Na época em que foi operada, Maria Emilia trabalhava num salão de beleza havia mais de 20 anos. Soube depois que tinha sido demitida quando a nova gerente, em nome da revisão de custos, atualização de metas e planejamento estratégico - essas expressões meio abstratas que os empresários usam para se livrarem de empregados com mais de 50 anos -, entregou-lhe o aviso prévio.
Meio perdida, pensou em montar seu próprio salão imaginando o apoio de clientes antigos, mas foi surpreendida por um convite desafiador: trabalhar numa funerária como embelezadora de cadáveres.
E, então, se realizou.
No nosso reencontro, esbanjando saúde e entusiasmo, contou-me da tarefa insólita de transformar uma face de dor, desespero ou medo, em alegria, ou, pelo menos, em serenidade. Confessou-me que, às vezes, pressionada a devolver rapidamente o corpo, não conseguia o efeito planejado e se frustrava, mas outras tantas, varava noites insones para ser compensada por um rosto tão natural e amistoso que lhe estimulava a dialogar com o cadáver, sem cogitar que pudesse estar enlouquecendo. Muitos artistas, como se sabe, com graus variados de excentricidade, bateram longos papos com suas obras acabadas.
O nome desse sentimento? Realização pessoal.
Em 2004, num congresso no Algarve, visitei uma aldeia de pescadores portugueses perto do hotel e conheci João Maria, o decano da vila. Com olhos foscos por uma catarata visível, e a pele enrugada pelos 80 anos de exposição ao sol, ele era a simpatia materializada no convívio com uma penca de netos que o adorava e uma legião de turistas que se acercavam para ouvir-lhe contar o trabalho que dava construir artesanalmente a isca perfeita. E com a boca sorridente, mas o olhar desfocado, deixava-se fotografar.
Nosso primeiro contato tinha sido superficial, a conversa entrecortada e ruidosa deixara a sensação de desperdício. Voltei cedo no dia seguinte. Ele já estava sentado no seu trono, um banco de madeira lustrada, dentro de um barco velho, abandonado na beira da praia.

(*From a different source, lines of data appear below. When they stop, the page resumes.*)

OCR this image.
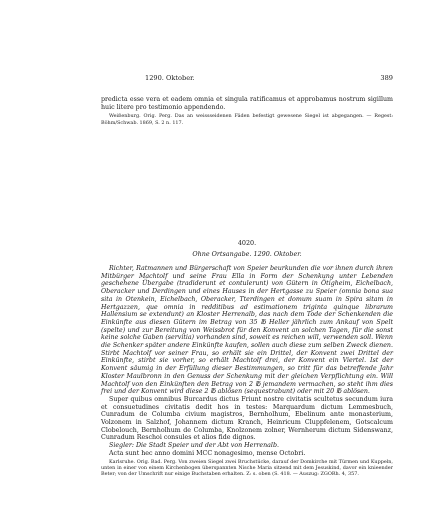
1290. Oktober.	389

predicta esse vera et eadem omnia et singula ratificamus et approbamus nostrum sigillum huic litere pro testimonio appendendo.

Weißenburg. Orig. Perg. Das an weissseidenen Fäden befestigt gewesene Siegel ist abgegangen. — Regest: Böhm/Schwab. 1869, S. 2 n. 117.

4020.
Ohne Ortsangabe. 1290. Oktober.

Richter, Ratmannen und Bürgerschaft von Speier beurkunden die vor ihnen durch ihren Mitbürger Machtolf und seine Frau Ella in Form der Schenkung unter Lebenden geschehene Übergabe (tradiderunt et contulerunt) von Gütern in Ötigheim, Eichelbach, Oberacker und Derdingen und eines Hauses in der Hertgasse zu Speier (omnia bona sua sita in Otenkein, Eichelbach, Oberacker, Tterdingen et domum suam in Spira sitam in Hertgazzen, que omnia in redditibus ad estimationem triginta quinque librarum Hallensium se extendunt) an Kloster Herrenalb, das nach dem Tode der Schenkenden die Einkünfte aus diesen Gütern im Betrag von 35 ℔ Heller jährlich zum Ankauf von Spelt (spelte) und zur Bereitung von Weissbrot für den Konvent an solchen Tagen, für die sonst keine solche Gaben (servitia) vorhanden sind, soweit es reichen will, verwenden soll. Wenn die Schenker später andere Einkünfte kaufen, sollen auch diese zum selben Zweck dienen. Stirbt Machtolf vor seiner Frau, so erhält sie ein Drittel, der Konvent zwei Drittel der Einkünfte, stirbt sie vorher, so erhält Machtolf drei, der Konvent ein Viertel. Ist der Konvent säumig in der Erfüllung dieser Bestimmungen, so tritt für das betreffende Jahr Kloster Maulbronn in den Genuss der Schenkung mit der gleichen Verpflichtung ein. Will Machtolf von den Einkünften den Betrag von 2 ℔ jemandem vermachen, so steht ihm dies frei und der Konvent wird diese 2 ℔ ablösen (sequestrabunt) oder mit 20 ℔ ablösen.

Super quibus omnibus Burcardus dictus Friunt nostre civitatis scultetus secundum iura et consuetudines civitatis dedit hos in testes: Marquardum dictum Lemmesbuch, Cunradum de Columba civium magistros, Bernholhum, Ebelinum ante monasterium, Volzonem in Salzhof, Johannem dictum Kranch, Heinricum Cluppfelenem, Gotscalcum Clobelouch, Bernholhum de Columba, Knolzonem zolner, Wernherum dictum Sidenswanz, Cunradum Reschoi consules et alios fide dignos.

Siegler: Die Stadt Speier und der Abt von Herrenalb.

Acta sunt hec anno domini MCC nonagesimo, mense Octobri.

Karlsruhe. Orig. Bad. Perg. Von zweien Siegel zwei Bruchstücke, darauf der Domkirche mit Türmen und Kuppeln, unten in einer von einem Kirchenbogen überspannten Nische Maria sitzend mit dem Jesuskind, davor ein knieender Beter; von der Umschrift nur einige Buchstaben erhalten. Z: s. oben (S. 418. — Auszug: ZGORh. 4, 357.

A empatia, esse sentimento que ninguém explica, foi instantânea. Conversamos muito antes que começassem a chegar os primeiros chatos avulsos e, ao me despedir, sabendo que eu voltaria para o Brasil no dia seguinte, presenteou-me com um conjunto completo de iscas, uma tralha enorme. Nesse momento, fui salvo por um dos netos que, percebendo meu apuro, disse: "Vô, sinto muito, mas o doutor não é pescador, e nós não podemos abrir mão de uma das suas iscas mais perfeitas!".
Com o olho mareado, um terço chateado pelo presente interrompido, mas dois terços encantado pela importância que os netos ainda lhe davam, me disse: "Desculpe, doutor, mas esses miúdos não me largam de mão. Nem sei o que será deles quando me for!".
Chamou a filha, que montava uma tenda perto dali, para que, ao menos, servisse-me um suco. Soube por ela, então, que há muito os netos aderiram à pesca industrial, mas ninguém tinha coragem de contar ao avô da inutilidade das suas iscas.
Segredou-me também que a cara sorridente ou amarrada do pai era o jeito de ela saber o quanto tinha sido perfeito, ou não, o seu trabalho irretocável e inútil. Aprendi com João Maria, um velho pescador analfabeto, que a tristeza mora naqueles espaços vazios que ficam entre as coisas feitas pela metade.